Wednesday, July 22, 2020

A Riff on Hitting 60 – Waxing Between Leaning-in or Leaning-On


You have hit 60.
You don’t run your own business.
You are neither a top honcho of a business, nor do you sit on boards of business where 60+ is encouraged for their 30+ years of navigating choppy waters and stormy weather or for their simple ability to read a balance sheet.
You are not an investor or representing the principal investor to get a seat on the board of a profitable company. You don’t get sitting fees. Strange that’s what my boss accused me of when denying me the patently-deserved, eagerly awaited promotion and increment. Unfair! Must become a board-member. “If I have not got there yet, I am going to get there sometime.” (To quote Marshall Silversmith)
Digressed. Back to one’s life story.
Nor is an heir hunter knocking on your door to announce that your grand-aunt has left you a million-dollar inheritance.
You have what you thought was a great management education or experience which is of zero relevance now.
Your slow-paced world has been bowled over by the want-it-now-world. Your knowledge-focused pursuits have become a skill-focused nightmare. When someone said, ‘code’ you understood it as something to do with honour. Not C++. Is that English, even? Its bit, byte, byte. A form of Morse code that only computers understand. What language will computers speak to us when they take over the world. Aye! Come here. Aye, go there. Why? I am AI. Algos so yougos! Comprehendo? Marshall Bronzesmith.
Your experience does not count for much in the digital world.
Your boss has his own way to telling you that. He gifts you Marshall Goldsmith’s ‘What Got You Here, Won’t Get You There – How Successful People Become Even More Successful’.
You receive it as a gift. Not as a pink slip that it is meant to be. You read the blurb.

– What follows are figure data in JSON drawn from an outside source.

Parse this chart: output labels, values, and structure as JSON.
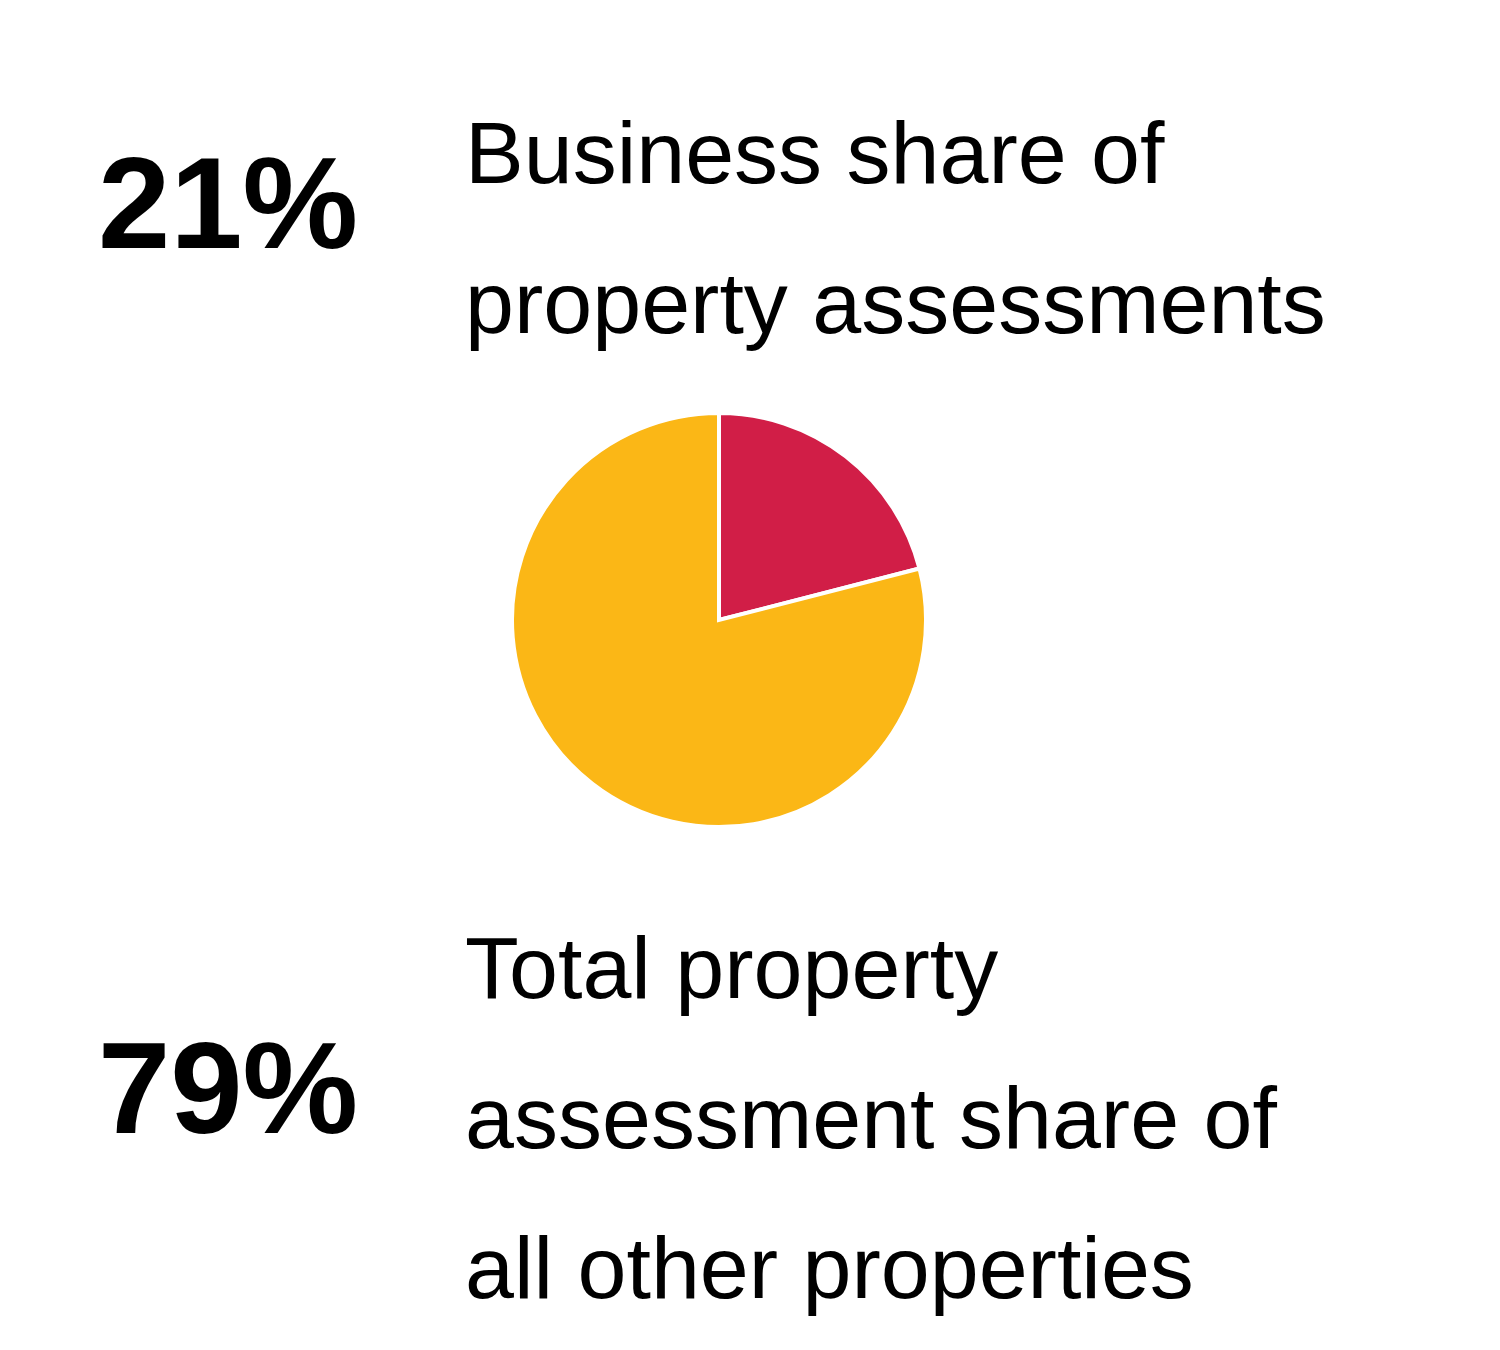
{
  "chart_data": {
    "type": "pie",
    "categories": [
      "Business share of property assessments",
      "Total property assessment share of all other properties"
    ],
    "values": [
      21,
      79
    ],
    "colors": [
      "#d11e47",
      "#fbb716"
    ],
    "value_labels": [
      "21%",
      "79%"
    ]
  }
}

“America’s most sought-after executive coach shows how to climb the last few rungs of the ladder. The corporate world is filled with executives, men and women who have worked hard for years to reach the upper levels of management. They’re intelligent, skilled, and even charismatic. But only a handful of them will ever reach the pinnacle — and as executive coach Marshall Goldsmith shows in this book, subtle nuances make all the difference. These are small “transactional flaws” performed by one person against another (as simple as not saying thank you enough), which lead to negative perceptions that can hold any executive back. Using Goldsmith’s straightforward, jargon-free advice, it’s amazingly easy behaviour to change. Executives who hire Goldsmith for one-on-one coaching pay $250,000 for the privilege. With this book, his help is available for 1/10,000th of the price.”

I always wondered whether Goldsmith was a name he was born with or he marshalled all the resources at his command to become one of the ‘most sought-after executive coach’?
Or he began calling himself ‘Goldsmith’ after a down-in-the-dumps CEO cut him $250,000 cheque from the anticipated golden handshake – one last hurrah before saying goodbye - by putting Marshal’s Plan into action in his firm that has posted four quarterly losses?
I did not ask my boss. I asked myself. How does this book help? It is for successful people who want more success. What about me? I have overrun my time in the company. My boss is desperately hinting that I should make space for some young ‘un.  
I take the book and leave. Leave. You know what I mean? Yes, leave.
With no pressures of work. A book in English not C++. No one screaming, ‘Aye’ this and ‘AI’ that. I read the book. Brilliant stuff!
Over last 110 days I have written 110,000 words. Faith-based articles. Business articles. Stories and even a screenplay. All at www.matchatter.blogspot.com Screenplay on request. My blog has 2,23,946+ views. I am anticipating a gold rush to the blog to bump numbers further.
My articles like this one posted at https://www.linkedin.com/in/mathewanthony/detail/recent-activity/posts/ have willy-nilly given me 2007 connections. I have 24 posts with an average view of 17 and one personal story of my daughter cutting my hair has 77 views. It did occur to me if I mention my daughter as having something to do with the other articles perhaps the views may jump.
I stopped looking at views. I realized I am under ‘view siege’. I want to be applauded and appreciated. That is what social media is all about. When you are not then you need to argue that it is an addiction that requires detox. It may even be illegal this desire for likes, comments and claps (the hand coming together one). Morals held high I cease such pursuit. Settled for forced anonymity. Fox and sour grapes. Yes, one of those.  
At 60 I am pivoting. Doing stuff, I can do with ambulation, not of my feet, but of my fingers, on a keyboard (until voice-based typing is error-free). Then back to the put-your-leg-on-the-desktop secretary-dictation days, where a good secretary made you feel you graduated from Oxford. As long as one kept one’s mouth shut no one who read your secretary-crafted memo knew better.
That’s how I got here! Hmmm! Now to get there! Damn, Marshall Gold-Smitten. Thank God I learnt speed typing during summer break in school. Now the only thing faster than my typing is my mind. May it be so to my 90s.
P.S. Mr Goldsmith - all said in jest. Don't sue me and make me famous. I like my anonymity.